New Chapters
The emerging market wants to escape the manufactured cultures set by modern software, such as social networks, growth strategies driven by influence, or ad re-targeting that guides a user to a product via psychological manipulation. I remember when the advertising industry educated the user on something new they didn’t realize they needed. Honest, world-class content that can push products that never existed into people’s hands. Not via algorithmic cattle tending, but via the activation of pure customer curiosity.
Ad revenue, subscription plans, tokenization/micro-transactions. 3 of the most prolific and usually, the only economic model administered by software companies. Years and years of optimization of these strategies has led the development of software down paths that corrupted the beauty behind the science, stripping the empowerment once provided by Silicon. To the point that the art of leadership got infected itself, where growth is measured in planted seeds rather than stewarded curiosity.
Crypto-currencies (Smart Contract platforms, specifically), aside from the scammers, launderers, thieves, and insidious characters, was intriguing due to a possibility in providing alternate money-making methods packaged with software solutions. Methods where the creator and the user, both had shared ownership over their digital footprint while traversing the various acres of TCP/IP. A lot of folks push these extreme narratives of a Web 3.0, a new internet, a new this, remove the past, etc. Well, before that dramatic can be achieved I think there’s 1 thing left to do in the 2.0. Providing penance for the destructive winds released the past 10+ years.
Alternate monetization strategies, A.I. safety regulatory frameworks, responsible entrepreneurship, stewardship mentality, and true garage-based innovation. A side of the pendulum I have been waiting to witness once again. I felt it swung so far this time around to the opposite end, providing a stage for many that cause our stomachs to turn, curl, and internally raise hellfire. I am optimistic the counter-balance will be a prosperous turn for technology, the markets, and future leaders that provide a sense of comfort and safety rather than chaos and anxiety.

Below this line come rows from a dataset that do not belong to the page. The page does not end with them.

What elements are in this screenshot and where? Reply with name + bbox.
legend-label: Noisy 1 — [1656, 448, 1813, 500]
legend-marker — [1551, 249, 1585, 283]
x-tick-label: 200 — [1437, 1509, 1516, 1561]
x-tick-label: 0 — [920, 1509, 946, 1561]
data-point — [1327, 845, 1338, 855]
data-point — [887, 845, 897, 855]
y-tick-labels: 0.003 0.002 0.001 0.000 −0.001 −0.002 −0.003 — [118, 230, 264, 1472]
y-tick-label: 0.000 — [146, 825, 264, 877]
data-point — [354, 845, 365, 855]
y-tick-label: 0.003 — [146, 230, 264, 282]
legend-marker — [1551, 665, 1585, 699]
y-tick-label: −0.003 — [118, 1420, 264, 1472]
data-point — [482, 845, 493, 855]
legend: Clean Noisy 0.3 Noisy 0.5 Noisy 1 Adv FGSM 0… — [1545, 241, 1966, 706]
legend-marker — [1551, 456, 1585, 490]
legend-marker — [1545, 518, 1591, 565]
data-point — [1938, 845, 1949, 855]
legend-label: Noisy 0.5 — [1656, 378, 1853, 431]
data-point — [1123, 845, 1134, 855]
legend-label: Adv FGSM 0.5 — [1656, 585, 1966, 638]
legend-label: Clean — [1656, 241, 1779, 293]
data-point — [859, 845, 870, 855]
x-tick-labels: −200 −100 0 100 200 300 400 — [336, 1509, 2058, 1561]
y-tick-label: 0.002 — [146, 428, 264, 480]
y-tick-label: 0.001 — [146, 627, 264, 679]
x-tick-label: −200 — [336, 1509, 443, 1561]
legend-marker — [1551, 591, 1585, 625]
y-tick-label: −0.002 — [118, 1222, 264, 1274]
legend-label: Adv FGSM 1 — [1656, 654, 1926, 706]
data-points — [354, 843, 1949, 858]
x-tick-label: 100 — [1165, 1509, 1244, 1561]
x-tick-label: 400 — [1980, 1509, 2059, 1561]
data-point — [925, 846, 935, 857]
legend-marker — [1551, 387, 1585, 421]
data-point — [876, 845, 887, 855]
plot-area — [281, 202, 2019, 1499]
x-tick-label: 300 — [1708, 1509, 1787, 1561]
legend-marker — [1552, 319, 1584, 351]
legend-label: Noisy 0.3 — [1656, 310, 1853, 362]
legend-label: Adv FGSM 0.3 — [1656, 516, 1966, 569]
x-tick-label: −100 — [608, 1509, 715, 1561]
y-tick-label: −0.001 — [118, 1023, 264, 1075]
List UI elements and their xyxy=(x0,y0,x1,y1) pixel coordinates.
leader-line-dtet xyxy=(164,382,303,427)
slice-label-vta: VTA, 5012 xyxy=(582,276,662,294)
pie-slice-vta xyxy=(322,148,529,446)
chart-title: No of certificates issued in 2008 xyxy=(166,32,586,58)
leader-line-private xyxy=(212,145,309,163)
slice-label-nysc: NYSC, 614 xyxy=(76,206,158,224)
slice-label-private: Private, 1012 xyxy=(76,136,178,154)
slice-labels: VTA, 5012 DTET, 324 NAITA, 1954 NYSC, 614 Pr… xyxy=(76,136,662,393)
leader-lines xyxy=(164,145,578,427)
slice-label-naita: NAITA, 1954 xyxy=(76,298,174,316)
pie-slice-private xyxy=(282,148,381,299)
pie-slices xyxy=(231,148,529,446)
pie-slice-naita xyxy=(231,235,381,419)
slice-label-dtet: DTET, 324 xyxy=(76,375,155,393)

I am hoping to provide some data and real-world user-studies via Seer to help steer these future leaders in the right direction. I want to initially tackle monetization strategies and A.I. safety (royalty calculations and copyright/watermarking tech). Success in terraforming the technology industry is a cooperative effort and cannot be done alone. With enough independents that share notes with their respective creations, ventures, or experiments, the proper models can be devised and be used as examples to help address the harmful Silicon Valley narratives we all hear repeatedly, so much so it has now become a nuisance to hear the wailing. But, that doesn’t mean it isn’t still valid, we just need to act.

Regarding data collection habits, I have been brainstorming a bounty board system. Where topics and criteria for approval are sometimes automated and users can complete them like a gamified daily mission system. Once they provide the data required it is queued into an approval queue where vetted manual approvers, anonymously rate the data collected. If a satisfactory grade is calculated from the reviewers the data is stored in the database and payments are dispatched, while royalties are also tracked for long-term returns to the original authors.
I am working on different economic models currently, how the data is weighed, the topic addressed, how to define quality, and whether to entertain generative submissions. It can be complex, but there can be this world where quality control returns to internet media at scale, while also providing gig-economy benefits to data providers. It may seem like a utopian reality, thus not probable or too idealistic, but not necessarily. New small business ideas can erupt from such a world, where individuals build small firms to monopolize bounties for a specific topic, etc. I still view that as a success, but then comes potential for biased data providers and the sacrifice of the “retail/consumer” data provider. Like all markets, such realities are destined to occur, so building a robust system that allows for such entities to coexist with the individual data provider is paramount.
It feels bittersweet to be in this state again. It’s been a while, maybe 2 years, since freely typing ideas and publicly building them provided a sense of relief and joy. I truly believe the future is a collaborative one; creating and shipping visions that improve cooperative dynamics, evolving freelancing opportunities, and educating the world without fear of retaliation.
That could very well be the hint for a long awaited renaissance.